My First Audi

Global, emotional, progressive – those are the criteria for successful design as far as Audi’s chief designer Marc Lichte is concerned. “Designers have to hit the Zeitgeist – of today and of tomorrow, in Germany and across the world. And they have to succeed in translating their passion into the car.”

This passion is evident among the 76 participants in the Audi design UNIverse. The students have spent a whole year refining their ideas. In the process, they developed their ideas, rejected many designs, sometimes discovered their idea was already out there and started over again from scratch. The brief was different for each of the participating universities – a futuristic sedan, new experiences in the car of the future, a premium service for the customers of tomorrow.

But in all cases, the focus was on the car of the future. Be it Aalto University Helsinki, Scuola Politecnica di Design Milano, Technische Universität Dresden or Politecnico di Milano, certain elements featured in all the designs: The car of the future is driven by an electric motor and the technical components are reduced to a minimum to create space in the interior. The latter has a minimalist design; the operating elements are not recognizable as such and can only be controlled by touch or gesture. Depending on the driving mode, the steering wheel can disappear into the dashboard, because this car drives autonomously – in certain situations, at least. If the car is winding its own way through traffic, the focus for the occupants is on their experience within the car. Augmented and virtual reality, as well as large OLED screens, facilitate wellbeing and provide entertainment.

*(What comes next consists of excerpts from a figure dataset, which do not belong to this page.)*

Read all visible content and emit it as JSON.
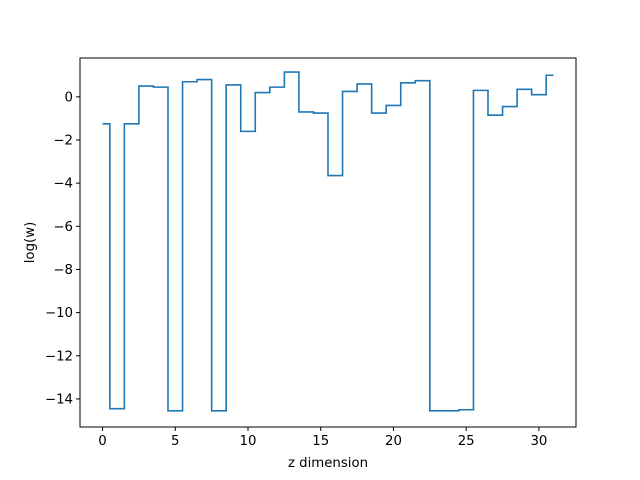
{
  "chart_data": {
    "type": "line",
    "drawstyle": "steps-mid",
    "title": "",
    "xlabel": "z dimension",
    "ylabel": "log(w)",
    "xlim": [
      -1.55,
      32.55
    ],
    "ylim": [
      -15.3,
      1.8
    ],
    "xticks": [
      0,
      5,
      10,
      15,
      20,
      25,
      30
    ],
    "yticks": [
      -14,
      -12,
      -10,
      -8,
      -6,
      -4,
      -2,
      0
    ],
    "grid": false,
    "legend": "none",
    "line_color": "#1f77b4",
    "series": [
      {
        "x": [
          0,
          1,
          2,
          3,
          4,
          5,
          6,
          7,
          8,
          9,
          10,
          11,
          12,
          13,
          14,
          15,
          16,
          17,
          18,
          19,
          20,
          21,
          22,
          23,
          24,
          25,
          26,
          27,
          28,
          29,
          30,
          31
        ],
        "values": [
          -1.25,
          -14.45,
          -1.25,
          0.5,
          0.45,
          -14.55,
          0.7,
          0.8,
          -14.55,
          0.55,
          -1.6,
          0.2,
          0.45,
          1.15,
          -0.7,
          -0.75,
          -3.65,
          0.25,
          0.6,
          -0.75,
          -0.4,
          0.65,
          0.75,
          -14.55,
          -14.55,
          -14.5,
          0.3,
          -0.85,
          -0.45,
          0.35,
          0.1,
          1.0
        ]
      }
    ]
  }
}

Is that typically Audi? Is that innovative? Is that global design? These are the questions being put to the participants in every phase of the project. They can at least try out whether their ideas work worldwide within their own microcosm, because everyone is grouped into culturally diverse teams, coming as they do from a wide range of countries – from Australia, to India, to Finland. Students from a total of 14 different nations took part in the Audi design UNIverse. “This kind of intercultural teamwork is absolutely essential in Audi Design. This is the only way we can create automobiles that meet customer tastes all over the world,” says Marc Lichte, going on to cite his own team as a good example – it comprises 400 designers from 24 countries. And the Head of Audi Design is also the best example of how a strong performance in a competition can pave the way for a great career: As a student, Marc Lichte himself won several design competitions, including prizes from German publications Autozeitung and auto motor und sport.